Они еще посидели на ступеньках, покурили. Спустились в зал, когда стало окончательно ясно: так долго перерыв продолжаться не может. Фома пробился к помосту.

— Начинайте или катитесь отсюда! — наседал на музыкантов кто-то в сером костюме.

— Давай заделаем инструментал на двадцать минут, услышит, сволочь, что начали. С бабой где-то заперся! — не обращали внимания на костюм музыканты.


— Может, подождем, поищем?

— Так он тебе и откроет, жди!

— Если через две минуты не начнете, я закрываю концерт! — побледневший от ярости костюм удалился.

— Пианиста потеряли? — дружелюбно поинтересовался Фома.

— Потеряли, — хмуро отозвался один, — видел его?

«Надо сматываться, — подумал Фома, — немедленно сматываться, а я тут…» И совершенно неожиданно вспрыгнул на помост, взял несколько аккордов на электрооргане.

— Ну, это не смертельно, — весело обернулся к музыкантам, — это я сумею, — кивнул на ноты. — Что, поехали?

— Кто ты такой?

— Вот так всегда, — усмехнулся Фома, — хочешь людям помочь, тебе сразу: кто ты такой? Да не все ли равно? Что, паспорт показать? А вообще-то, как хотите, ребятки, это ваши трудности.

— Подожди-подожди! — музыканты были людьми, привыкшими к неожиданностям, не боявшимися риска. Тому немало способствовала музыка, которую они исполняли. Примерно десять секунд ушло на инструктаж Фомы: «Слушай мелодию. Когда собьешься, затихай, потом по ходу врубайся. Все будет нормально!»

Фома занял место за электроорганом. Едва они начали, всеобщий вопль вновь потряс спортзал. Фома уже забыл, что еще недавно сам орал. Сейчас он сидел на месте бога, и ему казалось естественным, что столько людей одновременно испытывают восторг. Когда он отрывал голову от нот, видел колышущееся море темных и русых голов, — кое-где мелькали и лысины, — взлетающие, как форели, руки, однообразные, словно смазанные потные лица. Фоме сделалось не по себе. Море показалось ему механическим. Своими гитарами музыканты могли заводить его, как игрушку, натягивать невидимые пружины. Фома был уверен, рявкни он сейчас в микрофон: «Повторяй за мной!» — произнеси что угодно, стоустая толпа с готовностью подчинится.
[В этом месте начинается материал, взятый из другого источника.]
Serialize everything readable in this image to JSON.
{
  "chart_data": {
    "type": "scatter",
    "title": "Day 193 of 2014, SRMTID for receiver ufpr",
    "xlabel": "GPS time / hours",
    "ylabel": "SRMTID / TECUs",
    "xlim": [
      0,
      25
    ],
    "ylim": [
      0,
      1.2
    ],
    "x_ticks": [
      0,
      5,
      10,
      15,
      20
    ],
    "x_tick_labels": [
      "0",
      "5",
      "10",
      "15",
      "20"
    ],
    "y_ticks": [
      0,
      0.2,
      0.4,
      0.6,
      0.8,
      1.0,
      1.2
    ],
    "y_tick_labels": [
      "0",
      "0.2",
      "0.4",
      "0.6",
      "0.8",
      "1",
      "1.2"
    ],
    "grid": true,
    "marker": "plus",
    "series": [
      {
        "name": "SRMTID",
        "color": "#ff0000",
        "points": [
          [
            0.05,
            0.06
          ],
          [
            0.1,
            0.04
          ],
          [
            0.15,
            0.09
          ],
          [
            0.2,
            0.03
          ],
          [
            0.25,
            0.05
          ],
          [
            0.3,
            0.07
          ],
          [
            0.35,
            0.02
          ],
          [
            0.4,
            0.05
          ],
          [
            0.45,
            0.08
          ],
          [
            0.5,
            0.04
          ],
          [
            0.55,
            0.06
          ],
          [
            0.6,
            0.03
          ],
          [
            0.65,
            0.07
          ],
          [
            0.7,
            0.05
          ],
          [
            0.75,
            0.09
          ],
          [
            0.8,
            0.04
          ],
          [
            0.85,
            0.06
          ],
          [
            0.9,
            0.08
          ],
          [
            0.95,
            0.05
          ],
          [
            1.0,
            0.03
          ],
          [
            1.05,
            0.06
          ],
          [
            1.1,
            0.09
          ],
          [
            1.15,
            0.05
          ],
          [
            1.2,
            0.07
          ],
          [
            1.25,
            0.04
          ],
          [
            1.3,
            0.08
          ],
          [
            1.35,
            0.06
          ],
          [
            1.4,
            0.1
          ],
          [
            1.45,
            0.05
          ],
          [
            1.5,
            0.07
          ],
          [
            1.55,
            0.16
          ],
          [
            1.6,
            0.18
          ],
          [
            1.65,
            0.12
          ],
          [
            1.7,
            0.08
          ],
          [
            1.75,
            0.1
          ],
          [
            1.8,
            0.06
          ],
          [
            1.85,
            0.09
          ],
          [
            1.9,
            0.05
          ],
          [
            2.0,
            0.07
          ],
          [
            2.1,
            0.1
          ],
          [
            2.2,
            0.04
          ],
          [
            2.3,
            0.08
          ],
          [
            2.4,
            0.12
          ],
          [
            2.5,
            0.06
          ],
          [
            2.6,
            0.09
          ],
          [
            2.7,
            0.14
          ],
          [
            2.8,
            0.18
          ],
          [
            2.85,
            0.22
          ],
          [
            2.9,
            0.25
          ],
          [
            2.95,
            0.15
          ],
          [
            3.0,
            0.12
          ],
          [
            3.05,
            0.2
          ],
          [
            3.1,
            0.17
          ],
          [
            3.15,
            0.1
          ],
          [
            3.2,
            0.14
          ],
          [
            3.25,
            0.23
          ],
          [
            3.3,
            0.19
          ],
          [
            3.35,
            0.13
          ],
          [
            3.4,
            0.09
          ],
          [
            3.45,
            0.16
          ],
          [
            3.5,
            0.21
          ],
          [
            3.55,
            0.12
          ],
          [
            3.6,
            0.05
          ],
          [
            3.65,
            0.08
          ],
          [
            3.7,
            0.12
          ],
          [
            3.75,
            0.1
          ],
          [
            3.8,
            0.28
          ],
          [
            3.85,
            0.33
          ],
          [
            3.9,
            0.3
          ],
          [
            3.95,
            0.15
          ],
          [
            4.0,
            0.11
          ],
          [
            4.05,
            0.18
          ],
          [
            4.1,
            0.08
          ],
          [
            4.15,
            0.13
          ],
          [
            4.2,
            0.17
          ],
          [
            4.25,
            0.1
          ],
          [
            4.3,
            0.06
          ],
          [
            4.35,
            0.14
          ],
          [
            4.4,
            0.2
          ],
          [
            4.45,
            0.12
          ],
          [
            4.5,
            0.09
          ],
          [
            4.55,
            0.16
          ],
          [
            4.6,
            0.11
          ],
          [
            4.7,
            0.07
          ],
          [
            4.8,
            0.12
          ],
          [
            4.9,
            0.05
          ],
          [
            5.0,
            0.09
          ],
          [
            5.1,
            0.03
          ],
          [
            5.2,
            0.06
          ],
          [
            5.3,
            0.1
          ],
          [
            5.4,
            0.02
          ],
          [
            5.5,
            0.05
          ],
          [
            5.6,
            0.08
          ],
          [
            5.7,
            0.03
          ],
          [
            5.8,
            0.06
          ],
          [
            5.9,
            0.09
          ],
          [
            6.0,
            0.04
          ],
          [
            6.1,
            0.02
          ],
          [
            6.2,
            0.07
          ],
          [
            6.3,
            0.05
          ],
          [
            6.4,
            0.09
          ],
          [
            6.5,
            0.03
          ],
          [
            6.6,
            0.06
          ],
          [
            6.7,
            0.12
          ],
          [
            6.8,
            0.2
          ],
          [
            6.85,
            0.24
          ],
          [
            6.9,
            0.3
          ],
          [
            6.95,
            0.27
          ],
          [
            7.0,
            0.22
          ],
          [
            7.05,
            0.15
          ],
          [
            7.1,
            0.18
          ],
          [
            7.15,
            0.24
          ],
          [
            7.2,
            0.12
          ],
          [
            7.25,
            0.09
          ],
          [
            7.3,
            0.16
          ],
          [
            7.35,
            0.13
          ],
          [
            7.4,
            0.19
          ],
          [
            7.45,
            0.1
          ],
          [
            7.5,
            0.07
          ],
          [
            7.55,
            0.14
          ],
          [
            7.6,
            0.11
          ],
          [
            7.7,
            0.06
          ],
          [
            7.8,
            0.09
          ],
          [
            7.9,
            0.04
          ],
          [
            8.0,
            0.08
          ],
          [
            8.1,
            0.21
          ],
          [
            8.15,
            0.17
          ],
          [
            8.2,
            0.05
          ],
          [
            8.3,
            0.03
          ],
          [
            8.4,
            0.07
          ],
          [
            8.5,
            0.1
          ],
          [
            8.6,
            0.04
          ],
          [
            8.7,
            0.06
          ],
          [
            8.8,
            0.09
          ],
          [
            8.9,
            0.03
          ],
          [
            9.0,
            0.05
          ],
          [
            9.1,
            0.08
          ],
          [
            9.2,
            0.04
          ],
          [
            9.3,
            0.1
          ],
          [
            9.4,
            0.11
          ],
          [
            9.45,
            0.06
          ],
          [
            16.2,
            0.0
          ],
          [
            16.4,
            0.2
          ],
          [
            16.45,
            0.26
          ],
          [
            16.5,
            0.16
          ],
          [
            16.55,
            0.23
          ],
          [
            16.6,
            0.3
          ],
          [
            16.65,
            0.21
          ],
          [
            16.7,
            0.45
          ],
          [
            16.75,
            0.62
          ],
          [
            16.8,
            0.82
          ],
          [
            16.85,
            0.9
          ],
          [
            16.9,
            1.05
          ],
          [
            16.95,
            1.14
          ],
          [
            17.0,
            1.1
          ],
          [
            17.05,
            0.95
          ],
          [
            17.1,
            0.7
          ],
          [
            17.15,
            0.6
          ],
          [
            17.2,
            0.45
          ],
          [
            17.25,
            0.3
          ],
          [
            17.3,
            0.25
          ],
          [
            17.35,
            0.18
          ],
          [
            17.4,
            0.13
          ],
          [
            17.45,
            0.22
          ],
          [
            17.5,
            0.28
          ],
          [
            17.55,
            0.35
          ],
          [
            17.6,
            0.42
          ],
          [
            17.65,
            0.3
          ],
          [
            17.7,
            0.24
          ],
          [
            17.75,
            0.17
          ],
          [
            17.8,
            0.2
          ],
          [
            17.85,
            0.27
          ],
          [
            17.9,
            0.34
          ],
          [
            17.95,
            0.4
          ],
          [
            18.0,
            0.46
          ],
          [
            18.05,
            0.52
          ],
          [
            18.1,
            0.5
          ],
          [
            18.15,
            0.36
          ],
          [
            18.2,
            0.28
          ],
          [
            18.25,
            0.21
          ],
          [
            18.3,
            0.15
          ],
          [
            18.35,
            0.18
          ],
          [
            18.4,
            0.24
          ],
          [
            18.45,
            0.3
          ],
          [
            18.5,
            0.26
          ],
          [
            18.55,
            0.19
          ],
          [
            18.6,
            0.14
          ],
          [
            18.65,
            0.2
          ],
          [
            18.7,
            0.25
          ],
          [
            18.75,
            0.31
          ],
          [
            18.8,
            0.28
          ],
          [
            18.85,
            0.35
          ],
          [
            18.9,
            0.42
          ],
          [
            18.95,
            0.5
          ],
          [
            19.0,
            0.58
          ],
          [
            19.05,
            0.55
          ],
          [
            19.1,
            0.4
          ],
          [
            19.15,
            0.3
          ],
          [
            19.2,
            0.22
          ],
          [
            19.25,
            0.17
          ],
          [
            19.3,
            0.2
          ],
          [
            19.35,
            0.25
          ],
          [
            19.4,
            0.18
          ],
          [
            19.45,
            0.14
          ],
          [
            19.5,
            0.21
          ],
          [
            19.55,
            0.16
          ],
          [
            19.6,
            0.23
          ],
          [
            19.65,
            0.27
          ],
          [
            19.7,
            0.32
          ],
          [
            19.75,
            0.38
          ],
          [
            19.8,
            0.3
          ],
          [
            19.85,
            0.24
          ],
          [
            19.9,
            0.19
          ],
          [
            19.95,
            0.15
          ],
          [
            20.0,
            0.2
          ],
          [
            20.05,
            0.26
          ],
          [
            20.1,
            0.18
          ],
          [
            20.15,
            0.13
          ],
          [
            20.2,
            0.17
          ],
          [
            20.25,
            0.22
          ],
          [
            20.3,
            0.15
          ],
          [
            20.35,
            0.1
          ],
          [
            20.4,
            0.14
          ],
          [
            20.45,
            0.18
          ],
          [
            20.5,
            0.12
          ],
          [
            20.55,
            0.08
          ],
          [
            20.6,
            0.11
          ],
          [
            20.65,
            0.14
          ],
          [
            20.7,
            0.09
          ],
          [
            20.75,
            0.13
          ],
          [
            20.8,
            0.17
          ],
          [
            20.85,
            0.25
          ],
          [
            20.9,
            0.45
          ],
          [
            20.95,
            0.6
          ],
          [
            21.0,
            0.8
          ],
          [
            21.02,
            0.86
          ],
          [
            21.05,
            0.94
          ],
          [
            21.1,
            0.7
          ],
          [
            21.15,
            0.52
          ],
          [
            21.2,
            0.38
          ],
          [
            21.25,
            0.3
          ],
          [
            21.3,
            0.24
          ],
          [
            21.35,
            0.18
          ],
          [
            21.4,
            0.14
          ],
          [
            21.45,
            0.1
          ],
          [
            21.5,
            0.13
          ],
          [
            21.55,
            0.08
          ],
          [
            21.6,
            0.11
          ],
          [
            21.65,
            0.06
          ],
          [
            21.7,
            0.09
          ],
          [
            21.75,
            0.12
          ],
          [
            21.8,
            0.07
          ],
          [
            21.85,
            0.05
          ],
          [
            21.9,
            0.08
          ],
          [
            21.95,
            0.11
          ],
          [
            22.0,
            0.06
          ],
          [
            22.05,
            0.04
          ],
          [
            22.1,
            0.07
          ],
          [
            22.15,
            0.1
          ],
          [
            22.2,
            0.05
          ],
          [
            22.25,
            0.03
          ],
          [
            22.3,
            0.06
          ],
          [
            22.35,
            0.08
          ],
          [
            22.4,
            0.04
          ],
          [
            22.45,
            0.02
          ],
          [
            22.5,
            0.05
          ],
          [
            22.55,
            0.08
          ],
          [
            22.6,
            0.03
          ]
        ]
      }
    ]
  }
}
Особенно хорошо танцевал какой-то, похожий на латиноамериканца, в белом атласном пиджаке. Полы пиджака развевались. Когда на него падал свет, казалось, то вертится-переливается диковинное веретено. Фома поискал в зале своих. Соломы не увидел. Липчук танцевал сразу с двумя девицами. «Не очень-то горюет по Соломе, — подумал Фома, — если вообще кто-то здесь о чем-то горюет». Антонова конечно же танцевала с атласным. Фома сразу возненавидел его ленивое восточное лицо, шашлычные губы, богатые водевильные бакенбарды. Да как может нравиться такой… человек? Как-то нехорошо все переплелось-увязалось: циничный мятеж Антоновой, запертый гигант Боря, бездарные, перевирающие мелодию музыканты, обшарпанный нищий спортзал, зарешеченные тюремные лампионы, вытертые маты, утесами сложенные у стены, красноповязочники, которым конечно же хотелось танцевать, но которые были вынуждены мрачно стоять у входа, якобы делая важное дело, ненавидеть танцующих, — все вдруг до такой степени стало чуждым, неприемлемым и глупым, что Фома перестал различать нотные знаки. Проще всего было немедленно уйти, но это значило сдаться, оставить в победителях забывшую стыд Антонову, атласного бакенбардиста с шашлычными губами, — хотя он-то здесь при чем? — играющих как бог на душу положит музыкантов, сам неверный порядок, когда желающих танцевать и веселиться — почему это вызывает такое подозрение? — загоняют в подвальный спортзал, где красноповязочники занимают круговую оборону — от кого? — когда то, что называется здравым смыслом, достоинством человека, рушится, превращается в похабные развалины. Фома сейчас одинаково презирал тех, кто установил такой порядок, и тех, у кого не хватало мужества его исправить, кто подчинялся, в их числе и себя. Мир представал изуродованным, Фома не представлял, что конкретно — сейчас, в данный момент — он может сделать для его спасения.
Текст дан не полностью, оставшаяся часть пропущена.